How Does a Driverless Car See the Road?

Chris Urmson says the least reliable part of the car is the driver. Vehicles have been made stronger, safer and smarter but the problem of driver error has not yet been solved. Urmson talks about Google's solution in his TED Talk How a driverless car sees the road.

1.2 million people are killed on the world's roads every year, 33,000 of those people in America. The idea of warm sunny days and open convertible tops with wind rushing through our hair is sold to us. The reality of driving is sitting in traffic or rain paying attention to phones instead of our surroundings.

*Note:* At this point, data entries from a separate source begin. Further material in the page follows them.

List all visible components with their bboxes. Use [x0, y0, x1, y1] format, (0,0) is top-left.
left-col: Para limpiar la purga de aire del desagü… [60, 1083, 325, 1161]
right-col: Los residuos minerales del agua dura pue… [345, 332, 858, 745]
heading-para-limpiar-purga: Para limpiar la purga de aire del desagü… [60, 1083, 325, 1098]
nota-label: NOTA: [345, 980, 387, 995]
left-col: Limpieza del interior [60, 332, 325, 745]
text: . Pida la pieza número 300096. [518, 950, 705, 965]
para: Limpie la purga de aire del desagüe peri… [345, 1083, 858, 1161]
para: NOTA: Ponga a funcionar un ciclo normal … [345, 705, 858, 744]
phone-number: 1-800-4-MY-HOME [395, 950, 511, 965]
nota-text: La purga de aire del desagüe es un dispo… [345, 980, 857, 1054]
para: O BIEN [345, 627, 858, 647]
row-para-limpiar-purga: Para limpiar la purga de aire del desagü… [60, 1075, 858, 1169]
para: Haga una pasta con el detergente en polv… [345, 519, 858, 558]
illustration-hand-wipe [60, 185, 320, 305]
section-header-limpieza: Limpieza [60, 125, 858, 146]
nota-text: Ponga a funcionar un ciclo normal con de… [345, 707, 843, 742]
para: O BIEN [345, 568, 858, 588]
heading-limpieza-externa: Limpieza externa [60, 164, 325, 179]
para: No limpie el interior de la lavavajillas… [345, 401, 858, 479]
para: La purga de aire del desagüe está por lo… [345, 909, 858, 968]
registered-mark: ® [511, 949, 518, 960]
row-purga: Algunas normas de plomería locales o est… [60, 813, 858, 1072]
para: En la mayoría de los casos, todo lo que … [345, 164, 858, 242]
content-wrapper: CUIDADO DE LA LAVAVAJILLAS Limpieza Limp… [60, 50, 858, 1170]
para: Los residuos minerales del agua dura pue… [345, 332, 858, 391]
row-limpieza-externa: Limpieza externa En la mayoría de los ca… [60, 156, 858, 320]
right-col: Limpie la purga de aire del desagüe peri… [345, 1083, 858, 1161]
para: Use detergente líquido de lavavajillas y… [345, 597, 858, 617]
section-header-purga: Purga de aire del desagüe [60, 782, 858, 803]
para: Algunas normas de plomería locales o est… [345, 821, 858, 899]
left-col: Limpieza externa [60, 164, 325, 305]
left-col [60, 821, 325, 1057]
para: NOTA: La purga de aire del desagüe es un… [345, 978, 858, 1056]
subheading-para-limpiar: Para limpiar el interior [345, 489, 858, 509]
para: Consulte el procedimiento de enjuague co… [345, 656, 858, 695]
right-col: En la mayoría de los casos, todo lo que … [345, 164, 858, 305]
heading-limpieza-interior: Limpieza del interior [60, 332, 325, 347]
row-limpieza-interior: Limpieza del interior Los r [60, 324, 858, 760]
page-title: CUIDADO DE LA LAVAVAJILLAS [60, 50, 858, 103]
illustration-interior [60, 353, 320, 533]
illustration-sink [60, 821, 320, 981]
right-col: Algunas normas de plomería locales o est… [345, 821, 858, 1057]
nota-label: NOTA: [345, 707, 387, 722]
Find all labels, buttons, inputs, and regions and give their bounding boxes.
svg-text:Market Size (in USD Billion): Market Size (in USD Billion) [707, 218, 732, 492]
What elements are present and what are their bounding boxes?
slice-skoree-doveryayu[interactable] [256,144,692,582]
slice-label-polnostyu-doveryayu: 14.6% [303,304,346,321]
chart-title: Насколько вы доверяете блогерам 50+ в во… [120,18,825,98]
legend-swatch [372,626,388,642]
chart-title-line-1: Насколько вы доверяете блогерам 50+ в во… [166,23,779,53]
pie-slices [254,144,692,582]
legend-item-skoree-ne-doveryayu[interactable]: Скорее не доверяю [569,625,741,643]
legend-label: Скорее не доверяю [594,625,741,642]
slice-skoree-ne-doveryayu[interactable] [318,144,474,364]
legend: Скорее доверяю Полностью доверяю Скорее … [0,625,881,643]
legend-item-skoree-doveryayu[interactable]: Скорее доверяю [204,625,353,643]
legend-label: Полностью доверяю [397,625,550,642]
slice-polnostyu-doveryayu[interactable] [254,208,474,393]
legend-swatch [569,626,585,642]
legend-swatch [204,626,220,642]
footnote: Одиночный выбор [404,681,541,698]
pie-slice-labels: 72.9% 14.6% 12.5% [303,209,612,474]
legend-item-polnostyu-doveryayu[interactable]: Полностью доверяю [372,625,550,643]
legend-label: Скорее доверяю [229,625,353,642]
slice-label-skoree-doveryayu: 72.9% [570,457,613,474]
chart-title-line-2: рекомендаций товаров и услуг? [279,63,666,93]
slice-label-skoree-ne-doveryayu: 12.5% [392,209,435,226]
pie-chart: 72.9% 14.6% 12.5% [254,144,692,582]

http://www.ted.com/talks/chris_urmson_how_a_driverless_car_sees_the_road#t-85392

 

There is no amount of incremental improvements that will bring us from current vehicles to driverless cars - the distance between present state and future state is too large. Driver assisted cars are called upon to brake around once every 100,000 miles, but self driving cars are making decisions 1,000 times per mile. 

Self driving vehicles need to understand their place on a gps map and the relative position of other vehicles and obstacles. City settings with pedestrians or construction add additional layers of complexity to the algorithms and inputs. School buses, police cars and cyclists all present different issues requiring their own unique solutions.

As more and more data is collected the behavior of other pedestrians, cyclists and drivers can be predicted better. Google is excellent at collecting and processing data. New and unexpected situations happen all the time, and Chris shows a data example of a woman on an electric wheelchair chasing a duck in circles on the road.

Chris Urmson is an excellent speaker and this talk is a great introduction to the data collection that Google's self driving vehicles use and the possible benefits to an autonomous vehicle future.